BSD and generalisation of Gross-Zagier formula

Question

The classical Gross-Zagier formula and the modularity theorem leads to a proof of half-BSD (i.e. an inequality and not equality) for elliptic curves of analytic rank 0.

The Gross-Zagier formula gives something on the BSD conjecture for elliptic curves over $\mathbb{Q}$. In particular the something that interest me is that if an elliptic curve as analytic rank 1, then the elliptic curve as a point of infinite order so as algebraic rank at least 1.

As said in the answers, in the function field case a theorem of Tate and Milne, says that the algebraic rank is smaller than the analytic rank (so BSD conjecture is true for analytic rank 0). So an analogue of the Gross-Zagier formula in the function field case, gives the BSD conjecture for analytic rank 1.

This article of Yun-Zhang pretends :

This identity can be viewed as a function-field analog of the Waldspurger and Gross–Zagier formula for higher derivatives of L-functions.

Does this article as any consequence on the analogue of BSD in function fields ?

Answer 1

The BSD conjecture for an abelian variety $A$ over a function field holds if Ш$(A)[\ell^\infty]$ is finite for some prime $\ell$ ($\ell = p$ allowed). This is a theorem by Schneider, Bauer and Kato-Trihan. If $A$ is a constant abelian variety, Ш$(A)$ is finite by Milne's PhD thesis.

Edit: Since the analytic rank $\rho$ is always greater or equal than the algebraic rank, one has BSD if $\rho = 0$ (by the equivalence of weak BSD and the finiteness of an $\ell$-primary component of Sha). I show this inequality even for Abelian schemes over higher dimensional bases over finite fields in http://kellertimo.name/Height.pdf, Lemma 2.17.

Answer 2

Note that the Gross-Zagier theorem only yields the rank inequality for rank $0$ and $1$.

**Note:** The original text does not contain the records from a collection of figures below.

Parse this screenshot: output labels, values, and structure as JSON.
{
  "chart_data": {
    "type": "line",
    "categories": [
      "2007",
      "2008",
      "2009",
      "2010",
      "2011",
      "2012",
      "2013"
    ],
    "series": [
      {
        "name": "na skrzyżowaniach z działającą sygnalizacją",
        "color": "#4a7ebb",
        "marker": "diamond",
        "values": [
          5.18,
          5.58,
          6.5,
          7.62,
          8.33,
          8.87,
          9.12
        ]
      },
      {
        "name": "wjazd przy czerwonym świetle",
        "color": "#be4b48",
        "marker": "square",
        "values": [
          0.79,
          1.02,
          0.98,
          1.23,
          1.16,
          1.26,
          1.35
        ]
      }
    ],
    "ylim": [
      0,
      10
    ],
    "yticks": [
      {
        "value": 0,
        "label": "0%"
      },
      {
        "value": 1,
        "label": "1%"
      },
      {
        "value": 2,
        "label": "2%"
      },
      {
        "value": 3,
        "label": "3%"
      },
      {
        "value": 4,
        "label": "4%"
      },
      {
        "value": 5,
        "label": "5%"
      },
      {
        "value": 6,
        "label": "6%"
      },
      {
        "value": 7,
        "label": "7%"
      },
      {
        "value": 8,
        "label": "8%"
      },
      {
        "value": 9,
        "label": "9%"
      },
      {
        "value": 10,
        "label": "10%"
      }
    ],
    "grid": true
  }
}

But the full rank inequality is alredy a theorem (of Tate and Milne) in the function fields case.

So perhaps the Yun and Zhang's formula, together with modularity (which is also known in positive characteristic), gives an alternative prove of the inequality in the particular case of low ranks, but it definitely doesn't say anything new about Birch and Swinnerton-Dyer for function fields.